Created By : Jatin Gogia
Reviewed By : Rajasekhar Valipishetty
Last Updated : Apr 06, 2023
HCF Calculator using the Euclid Division Algorithm helps you to find the Highest common factor (HCF) easily for 675, 504, 428 i.e. 1 the largest integer that leaves a remainder zero for all numbers.
HCF of 675, 504, 428 is 1 the largest number which exactly divides all the numbers i.e. where the remainder is zero. Let us get into the working of this example.
Consider we have numbers 675, 504, 428 and we need to find the HCF of these numbers. To do so, we need to choose the largest integer first and then as per Euclid's Division Lemma a = bq + r where 0 ≤ r ≤ b
Highest common factor (HCF) of 675, 504, 428 is 1.
HCF(675, 504, 428) = 1
Highest common factor or Highest common divisor (hcd) can be calculated by Euclid's algotithm.
Highest common factor (HCF) of 675, 504, 428 is 1.
Step 1: Since 675 > 504, we apply the division lemma to 675 and 504, to get
675 = 504 x 1 + 171
Step 2: Since the reminder 504 ≠ 0, we apply division lemma to 171 and 504, to get
504 = 171 x 2 + 162
Step 3: We consider the new divisor 171 and the new remainder 162, and apply the division lemma to get
171 = 162 x 1 + 9
We consider the new divisor 162 and the new remainder 9, and apply the division lemma to get
162 = 9 x 18 + 0
The remainder has now become zero, so our procedure stops.

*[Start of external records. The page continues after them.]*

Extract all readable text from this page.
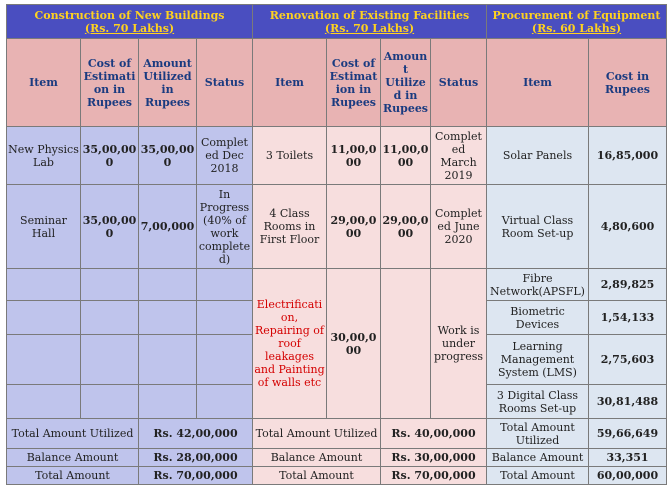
Construction of New Buildings
(Rs. 70 Lakhs)				Renovation of Existing Facilities
(Rs. 70 Lakhs)				Procurement of Equipment
(Rs. 60 Lakhs)	
Item	Cost of Estimation in Rupees	Amount Utilized in Rupees	Status	Item	Cost of Estimation in Rupees	Amount Utilized in Rupees	Status	Item	Cost in Rupees
New Physics Lab	35,00,000	35,00,000	Completed Dec 2018	3 Toilets	11,00,000	11,00,000	Completed March 2019	Solar Panels	16,85,000
Seminar Hall	35,00,000	7,00,000	In Progress (40% of work completed)	4 Class Rooms in First Floor	29,00,000	29,00,000	Completed June 2020	Virtual Class Room Set-up	4,80,600
				Electrification, Repairing of roof leakages and Painting of walls etc	30,00,000		Work is under progress	Fibre Network(APSFL)	2,89,825
								Biometric Devices	1,54,133
								Learning Management System (LMS)	2,75,603
								3 Digital Class Rooms Set-up	30,81,488
Total Amount Utilized		Rs. 42,00,000		Total Amount Utilized		Rs. 40,00,000		Total Amount Utilized	59,66,649
Balance Amount		Rs. 28,00,000		Balance Amount		Rs. 30,00,000		Balance Amount	33,351
Total Amount		Rs. 70,00,000		Total Amount		Rs. 70,00,000		Total Amount	60,00,000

Since the divisor at this stage is 9, the HCF of 675 and 504 is 9
Notice that 9 = HCF(162,9) = HCF(171,162) = HCF(504,171) = HCF(675,504) .

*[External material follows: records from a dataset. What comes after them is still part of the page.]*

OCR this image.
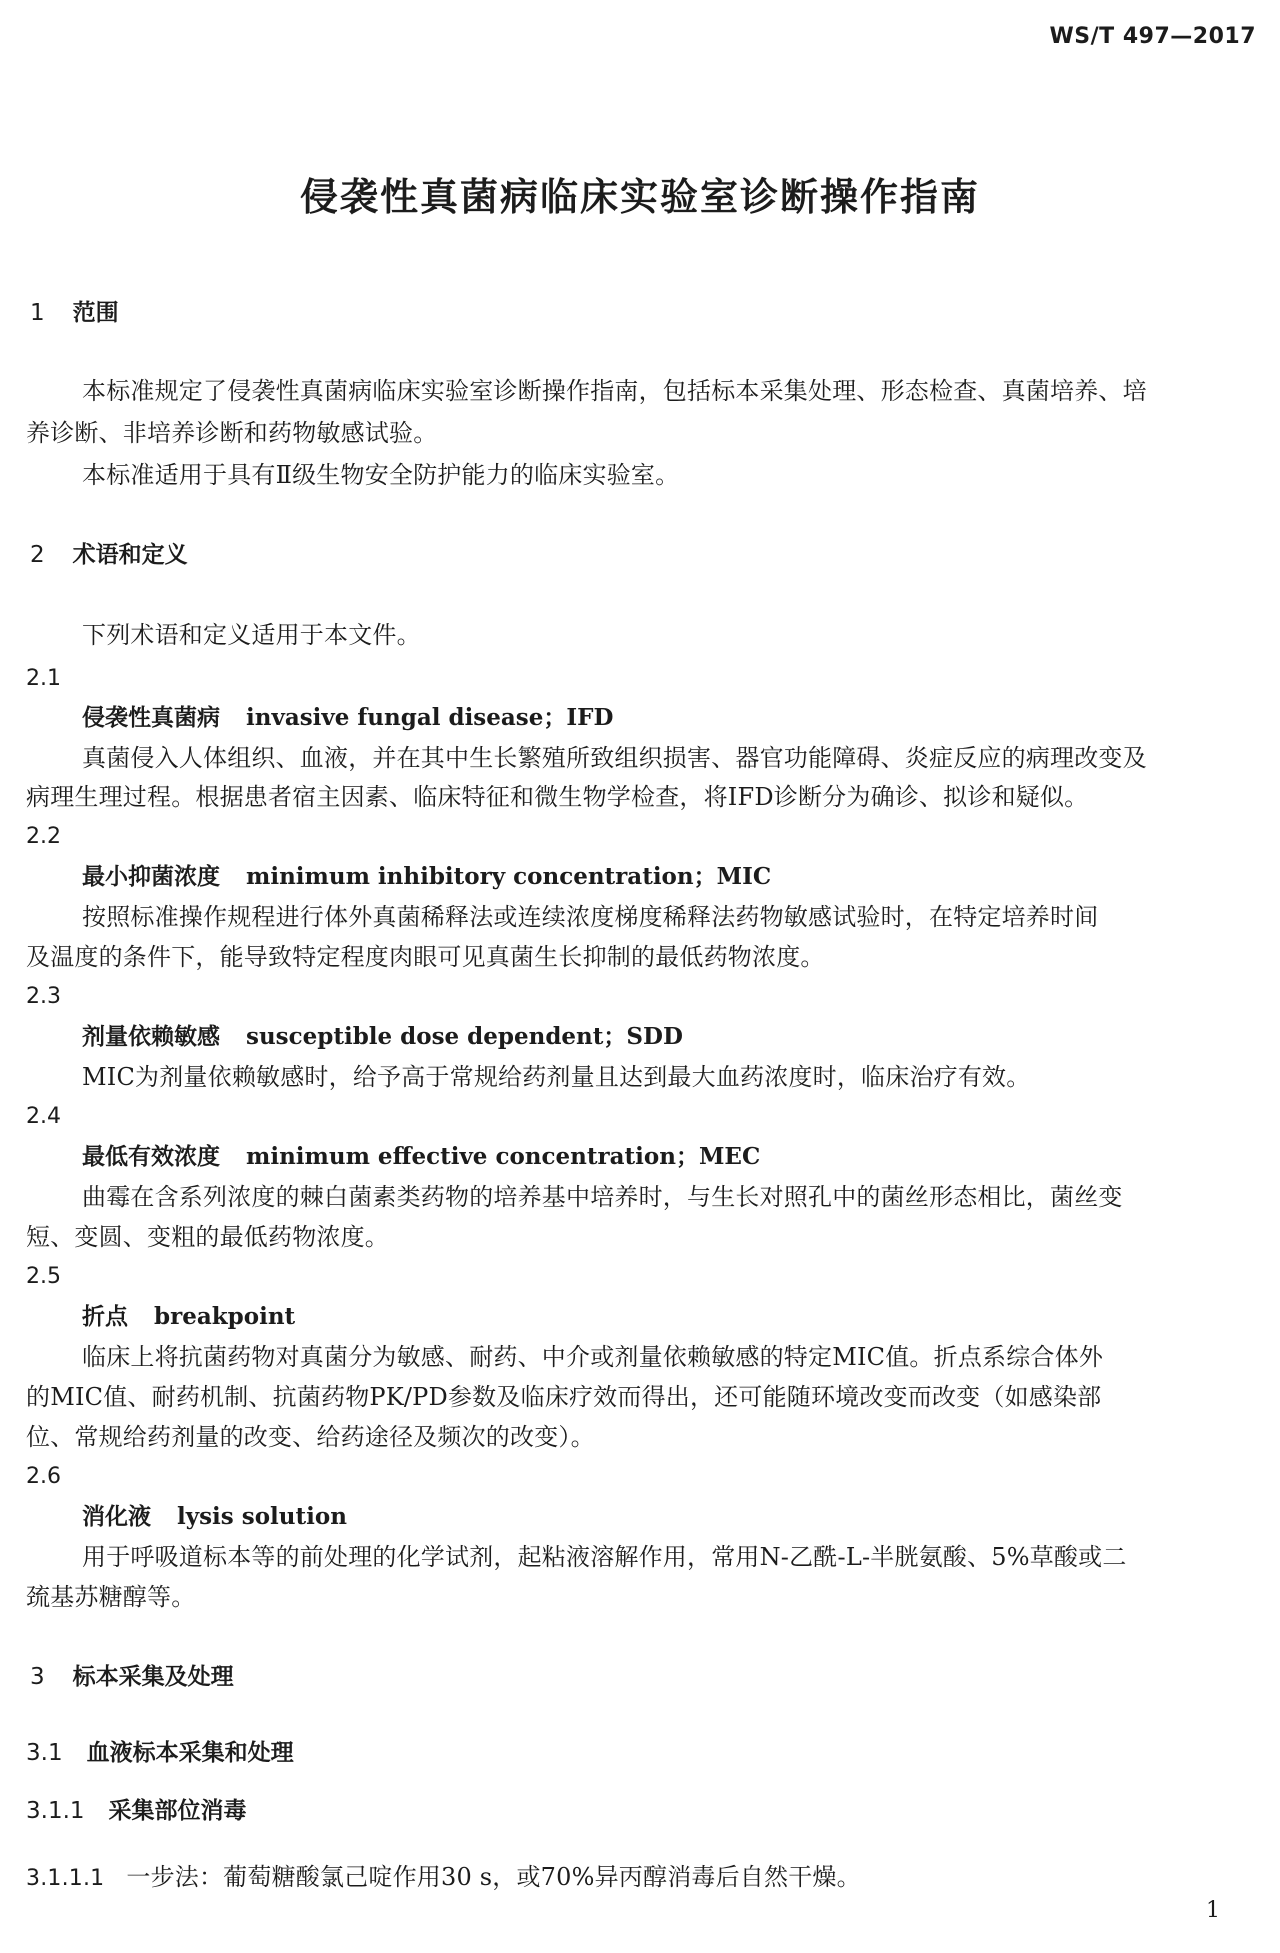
WS/T 497—2017
侵袭性真菌病临床实验室诊断操作指南
1 范围
本标准规定了侵袭性真菌病临床实验室诊断操作指南，包括标本采集处理、形态检查、真菌培养、培
养诊断、非培养诊断和药物敏感试验。
本标准适用于具有Ⅱ级生物安全防护能力的临床实验室。
2 术语和定义
下列术语和定义适用于本文件。
2.1
侵袭性真菌病 invasive fungal disease；IFD
真菌侵入人体组织、血液，并在其中生长繁殖所致组织损害、器官功能障碍、炎症反应的病理改变及
病理生理过程。根据患者宿主因素、临床特征和微生物学检查，将IFD诊断分为确诊、拟诊和疑似。
2.2
最小抑菌浓度 minimum inhibitory concentration；MIC
按照标准操作规程进行体外真菌稀释法或连续浓度梯度稀释法药物敏感试验时，在特定培养时间
及温度的条件下，能导致特定程度肉眼可见真菌生长抑制的最低药物浓度。
2.3
剂量依赖敏感 susceptible dose dependent；SDD
MIC为剂量依赖敏感时，给予高于常规给药剂量且达到最大血药浓度时，临床治疗有效。
2.4
最低有效浓度 minimum effective concentration；MEC
曲霉在含系列浓度的棘白菌素类药物的培养基中培养时，与生长对照孔中的菌丝形态相比，菌丝变
短、变圆、变粗的最低药物浓度。
2.5
折点 breakpoint
临床上将抗菌药物对真菌分为敏感、耐药、中介或剂量依赖敏感的特定MIC值。折点系综合体外
的MIC值、耐药机制、抗菌药物PK/PD参数及临床疗效而得出，还可能随环境改变而改变（如感染部
位、常规给药剂量的改变、给药途径及频次的改变）。
2.6
消化液 lysis solution
用于呼吸道标本等的前处理的化学试剂，起粘液溶解作用，常用N-乙酰-L-半胱氨酸、5%草酸或二
巯基苏糖醇等。
3 标本采集及处理
3.1 血液标本采集和处理
3.1.1 采集部位消毒
3.1.1.1 一步法：葡萄糖酸氯己啶作用30 s，或70%异丙醇消毒后自然干燥。
1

We can take hcf of as 1st numbers and next number as another number to apply in Euclidean lemma
Step 1: Since 428 > 9, we apply the division lemma to 428 and 9, to get
428 = 9 x 47 + 5
Step 2: Since the reminder 9 ≠ 0, we apply division lemma to 5 and 9, to get
9 = 5 x 1 + 4
Step 3: We consider the new divisor 5 and the new remainder 4, and apply the division lemma to get
5 = 4 x 1 + 1
We consider the new divisor 4 and the new remainder 1, and apply the division lemma to get
4 = 1 x 4 + 0
The remainder has now become zero, so our procedure stops. Since the divisor at this stage is 1, the HCF of 9 and 428 is 1
Notice that 1 = HCF(4,1) = HCF(5,4) = HCF(9,5) = HCF(428,9) .
Here are some samples of HCF using Euclid's Algorithm calculations.
1. What is the Euclid division algorithm?
Answer: Euclid's Division Algorithm is a technique to compute the Highest Common Factor (HCF) of given positive integers.
2. what is the HCF of 675, 504, 428?
Answer: HCF of 675, 504, 428 is 1 the largest number that divides all the numbers leaving a remainder zero.
3. How to find HCF of 675, 504, 428 using Euclid's Algorithm?
Answer: For arbitrary numbers 675, 504, 428 apply Euclid’s Division Lemma in succession until you obtain a remainder zero. HCF is the remainder in the last but one step.